Hey ET check out this link,it has everything you ever need to know about DC's

Remember its the dust not the chips you are after as your #1 concern

http://www.billpentz.com/woodworking/cyclone/index.cfm

dick


----------



## Fishin-Inc (May 27, 2004)

*filters*

Just to help someone.
I you need a square filter contact me.

I you need a bag type made contact
Pokey at Filters unlimited in Baytown.


----------



## EndTuition (May 24, 2004)

Thanks for the link DL. Quite a bit of information there ! After careful consideration of everything I've read, I believe I will focus on dust removal, vs. dust collection. I have a scenario where I can exhaust the dust with no problem and that seems to be the best choice if you can. Trying to collect dust, down to the .05 micron is not an easy or cheap thing to do with out industrial strength tools. On the other hand existing dust is easy and I have everything I need except for an inline box filter to catch the big stuff. Going to convert the 1 HP portable dust collector to an extractor. I may post up pics of the progress as I go along. Wish me luck. I've had some serious sinus issues since before Christmas and I'm about scared to go near the lathe until I can be sure it's not causing it.


----------



## Hooked (Oct 15, 2004)

ET, they have a plastic 'lid' for a garbage can which will extract the big stuff. Unless you just want the joy of making your own........ Pretty cheap.
http://www.rockler.com/product.cfm?page=1515&filter=dust collector&cookietest=1


----------



## bill (May 21, 2004)

EndTuition said:


> Thanks for the link DL. Quite a bit of information there ! After careful consideration of everything I've read, I believe I will focus on dust removal, vs. dust collection. I have a scenario where I can exhaust the dust with no problem and that seems to be the best choice if you can. Trying to collect dust, down to the .05 micron is not an easy or cheap thing to do with out industrial strength tools. On the other hand existing dust is easy and I have everything I need except for an inline box filter to catch the big stuff. Going to convert the 1 HP portable dust collector to an extractor. I may post up pics of the progress as I go along. Wish me luck. *I've had some serious sinus issues since before Christmas *and I'm about scared to go near the lathe until I can be sure it's not causing it.

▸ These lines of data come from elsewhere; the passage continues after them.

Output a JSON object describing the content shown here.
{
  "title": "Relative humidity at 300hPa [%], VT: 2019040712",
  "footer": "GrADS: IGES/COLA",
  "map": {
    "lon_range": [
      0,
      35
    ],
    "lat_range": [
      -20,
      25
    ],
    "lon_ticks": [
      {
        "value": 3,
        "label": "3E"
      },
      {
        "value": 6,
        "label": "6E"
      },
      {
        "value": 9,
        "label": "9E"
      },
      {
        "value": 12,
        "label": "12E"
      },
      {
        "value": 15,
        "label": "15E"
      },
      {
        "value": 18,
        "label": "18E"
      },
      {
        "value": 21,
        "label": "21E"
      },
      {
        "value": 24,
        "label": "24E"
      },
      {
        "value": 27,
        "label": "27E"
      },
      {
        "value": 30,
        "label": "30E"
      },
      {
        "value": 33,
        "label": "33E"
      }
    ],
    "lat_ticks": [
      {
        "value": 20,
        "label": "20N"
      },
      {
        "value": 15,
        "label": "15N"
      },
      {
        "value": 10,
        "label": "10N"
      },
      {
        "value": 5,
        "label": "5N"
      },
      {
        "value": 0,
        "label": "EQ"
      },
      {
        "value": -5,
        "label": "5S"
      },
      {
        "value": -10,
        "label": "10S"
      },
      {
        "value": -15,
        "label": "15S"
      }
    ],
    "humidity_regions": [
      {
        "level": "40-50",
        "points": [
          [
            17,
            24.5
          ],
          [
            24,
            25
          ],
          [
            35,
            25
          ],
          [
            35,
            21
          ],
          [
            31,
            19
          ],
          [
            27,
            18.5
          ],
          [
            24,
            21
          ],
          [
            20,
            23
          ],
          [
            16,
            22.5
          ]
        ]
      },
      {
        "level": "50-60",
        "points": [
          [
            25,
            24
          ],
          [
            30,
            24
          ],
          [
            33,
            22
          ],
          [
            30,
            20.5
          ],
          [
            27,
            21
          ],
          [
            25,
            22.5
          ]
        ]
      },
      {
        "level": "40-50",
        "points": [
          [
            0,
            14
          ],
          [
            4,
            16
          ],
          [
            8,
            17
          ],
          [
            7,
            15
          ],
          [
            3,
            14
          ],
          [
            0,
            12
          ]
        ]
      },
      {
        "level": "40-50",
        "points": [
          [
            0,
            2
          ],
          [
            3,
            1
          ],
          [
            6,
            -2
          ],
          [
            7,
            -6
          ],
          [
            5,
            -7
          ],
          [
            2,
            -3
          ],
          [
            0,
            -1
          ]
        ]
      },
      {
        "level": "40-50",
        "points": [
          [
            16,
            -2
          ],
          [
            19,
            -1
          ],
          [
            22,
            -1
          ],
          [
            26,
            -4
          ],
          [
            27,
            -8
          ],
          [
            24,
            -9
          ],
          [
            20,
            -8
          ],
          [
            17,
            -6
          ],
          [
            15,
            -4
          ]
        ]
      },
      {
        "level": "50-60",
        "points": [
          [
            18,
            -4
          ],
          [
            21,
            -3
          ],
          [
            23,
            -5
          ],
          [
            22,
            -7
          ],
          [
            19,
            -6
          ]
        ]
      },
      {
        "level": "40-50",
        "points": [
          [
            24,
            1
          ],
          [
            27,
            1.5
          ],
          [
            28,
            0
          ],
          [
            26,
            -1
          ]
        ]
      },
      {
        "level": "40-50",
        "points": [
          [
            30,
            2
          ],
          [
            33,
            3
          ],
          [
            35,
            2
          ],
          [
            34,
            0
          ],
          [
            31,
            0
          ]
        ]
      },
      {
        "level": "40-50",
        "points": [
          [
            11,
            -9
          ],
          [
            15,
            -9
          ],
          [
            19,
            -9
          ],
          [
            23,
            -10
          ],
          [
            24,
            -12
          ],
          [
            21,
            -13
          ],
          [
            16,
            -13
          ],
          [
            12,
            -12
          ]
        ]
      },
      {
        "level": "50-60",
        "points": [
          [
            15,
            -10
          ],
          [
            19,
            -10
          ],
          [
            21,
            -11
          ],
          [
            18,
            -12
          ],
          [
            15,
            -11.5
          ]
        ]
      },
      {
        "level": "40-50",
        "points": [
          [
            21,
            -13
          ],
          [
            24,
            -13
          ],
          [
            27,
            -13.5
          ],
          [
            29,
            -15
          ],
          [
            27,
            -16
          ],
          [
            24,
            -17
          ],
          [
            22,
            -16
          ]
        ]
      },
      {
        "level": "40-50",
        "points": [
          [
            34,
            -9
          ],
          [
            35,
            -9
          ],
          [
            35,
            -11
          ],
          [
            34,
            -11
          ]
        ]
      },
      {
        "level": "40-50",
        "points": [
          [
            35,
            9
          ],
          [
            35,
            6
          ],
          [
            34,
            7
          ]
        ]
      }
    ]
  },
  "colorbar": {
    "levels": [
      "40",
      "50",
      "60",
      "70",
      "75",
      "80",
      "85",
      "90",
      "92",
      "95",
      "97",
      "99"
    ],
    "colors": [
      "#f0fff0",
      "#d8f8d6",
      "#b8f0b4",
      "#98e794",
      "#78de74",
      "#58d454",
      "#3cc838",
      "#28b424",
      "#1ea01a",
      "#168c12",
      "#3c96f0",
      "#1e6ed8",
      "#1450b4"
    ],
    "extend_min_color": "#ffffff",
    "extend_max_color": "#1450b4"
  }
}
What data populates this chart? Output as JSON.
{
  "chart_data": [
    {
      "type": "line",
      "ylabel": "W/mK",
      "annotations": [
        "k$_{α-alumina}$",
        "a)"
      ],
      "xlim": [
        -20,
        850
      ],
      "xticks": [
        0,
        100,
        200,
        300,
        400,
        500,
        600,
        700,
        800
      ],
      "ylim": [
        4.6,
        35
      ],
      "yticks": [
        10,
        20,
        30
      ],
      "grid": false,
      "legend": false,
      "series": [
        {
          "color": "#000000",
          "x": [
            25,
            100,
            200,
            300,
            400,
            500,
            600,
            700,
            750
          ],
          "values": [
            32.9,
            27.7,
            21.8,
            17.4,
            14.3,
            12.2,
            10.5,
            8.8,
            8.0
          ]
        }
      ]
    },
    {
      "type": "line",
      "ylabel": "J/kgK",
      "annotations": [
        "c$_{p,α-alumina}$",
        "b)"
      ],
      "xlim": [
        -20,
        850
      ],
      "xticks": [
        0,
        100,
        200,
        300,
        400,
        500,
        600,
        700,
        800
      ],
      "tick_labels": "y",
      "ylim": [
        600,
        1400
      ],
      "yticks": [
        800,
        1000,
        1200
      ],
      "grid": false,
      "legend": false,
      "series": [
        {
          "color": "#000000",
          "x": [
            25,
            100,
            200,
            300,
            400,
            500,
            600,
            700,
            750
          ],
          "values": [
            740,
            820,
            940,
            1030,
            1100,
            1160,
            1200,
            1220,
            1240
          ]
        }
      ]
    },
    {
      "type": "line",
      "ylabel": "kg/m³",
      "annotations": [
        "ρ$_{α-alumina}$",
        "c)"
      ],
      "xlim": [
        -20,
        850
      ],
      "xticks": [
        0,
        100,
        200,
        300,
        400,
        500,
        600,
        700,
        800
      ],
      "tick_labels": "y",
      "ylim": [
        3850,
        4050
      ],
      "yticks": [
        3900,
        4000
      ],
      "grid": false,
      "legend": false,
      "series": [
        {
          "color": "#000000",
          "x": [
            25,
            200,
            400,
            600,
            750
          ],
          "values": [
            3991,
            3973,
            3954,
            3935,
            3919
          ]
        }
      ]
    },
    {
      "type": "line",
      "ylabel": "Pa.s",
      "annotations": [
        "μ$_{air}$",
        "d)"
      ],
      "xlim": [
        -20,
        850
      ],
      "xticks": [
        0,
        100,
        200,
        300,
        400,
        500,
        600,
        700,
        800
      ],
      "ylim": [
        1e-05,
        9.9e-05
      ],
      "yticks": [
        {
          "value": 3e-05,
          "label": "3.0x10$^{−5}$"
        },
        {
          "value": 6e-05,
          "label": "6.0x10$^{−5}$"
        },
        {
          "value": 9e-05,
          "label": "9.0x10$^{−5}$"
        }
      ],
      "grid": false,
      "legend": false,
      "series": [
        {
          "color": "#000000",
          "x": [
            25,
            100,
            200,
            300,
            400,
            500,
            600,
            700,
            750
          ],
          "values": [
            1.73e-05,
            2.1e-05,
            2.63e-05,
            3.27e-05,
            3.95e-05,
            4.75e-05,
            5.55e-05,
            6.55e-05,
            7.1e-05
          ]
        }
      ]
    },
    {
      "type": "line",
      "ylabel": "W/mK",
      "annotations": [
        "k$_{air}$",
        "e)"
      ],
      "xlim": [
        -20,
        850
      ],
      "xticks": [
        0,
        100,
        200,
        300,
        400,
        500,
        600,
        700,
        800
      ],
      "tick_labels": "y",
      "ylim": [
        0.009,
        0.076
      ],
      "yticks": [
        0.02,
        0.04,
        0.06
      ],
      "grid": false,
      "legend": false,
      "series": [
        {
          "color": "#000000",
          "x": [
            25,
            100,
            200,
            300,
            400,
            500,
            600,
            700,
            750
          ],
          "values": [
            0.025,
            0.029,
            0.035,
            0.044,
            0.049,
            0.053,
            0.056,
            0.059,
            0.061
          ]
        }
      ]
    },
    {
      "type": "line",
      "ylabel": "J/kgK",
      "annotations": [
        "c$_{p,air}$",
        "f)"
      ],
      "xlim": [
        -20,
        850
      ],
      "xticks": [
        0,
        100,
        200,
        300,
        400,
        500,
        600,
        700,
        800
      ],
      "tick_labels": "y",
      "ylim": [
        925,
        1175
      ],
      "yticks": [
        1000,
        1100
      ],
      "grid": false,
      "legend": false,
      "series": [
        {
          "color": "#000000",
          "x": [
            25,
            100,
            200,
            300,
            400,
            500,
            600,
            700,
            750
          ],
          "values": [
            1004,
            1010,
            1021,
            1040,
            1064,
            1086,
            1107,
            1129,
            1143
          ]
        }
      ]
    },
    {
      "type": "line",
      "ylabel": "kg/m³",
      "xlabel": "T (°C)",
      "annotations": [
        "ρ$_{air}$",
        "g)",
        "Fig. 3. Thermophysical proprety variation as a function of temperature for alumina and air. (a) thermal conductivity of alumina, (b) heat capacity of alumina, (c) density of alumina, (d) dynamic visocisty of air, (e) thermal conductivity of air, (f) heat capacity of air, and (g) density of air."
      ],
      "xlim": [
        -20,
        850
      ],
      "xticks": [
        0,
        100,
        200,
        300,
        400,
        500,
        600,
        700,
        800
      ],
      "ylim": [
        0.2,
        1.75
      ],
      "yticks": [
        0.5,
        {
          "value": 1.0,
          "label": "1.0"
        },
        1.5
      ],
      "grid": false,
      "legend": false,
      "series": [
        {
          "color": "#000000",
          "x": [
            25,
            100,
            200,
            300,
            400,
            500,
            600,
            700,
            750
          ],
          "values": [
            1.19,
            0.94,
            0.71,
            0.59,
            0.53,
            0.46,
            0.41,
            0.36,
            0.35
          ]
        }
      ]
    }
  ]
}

same here....but timing for me is hard...I usually can not hear or breath good until May...I'm sure the dust is not helping...and I wear the resprator when turning

Have I ever told anyone how much I hate the cold?


----------



## Hooked (Oct 15, 2004)

After having read all the Bill Pentz stuff I bit the bullet and bought a dust collector. I may vent it outside at some point but it sure is tough to cut a hole in this nice new metal building we erected.

I'm with you Bill, when the temp drops below 80 I break out the sweatshirts.


----------



## EndTuition (May 24, 2004)

I beleive that lid from Rocklers is going to work nicely !


----------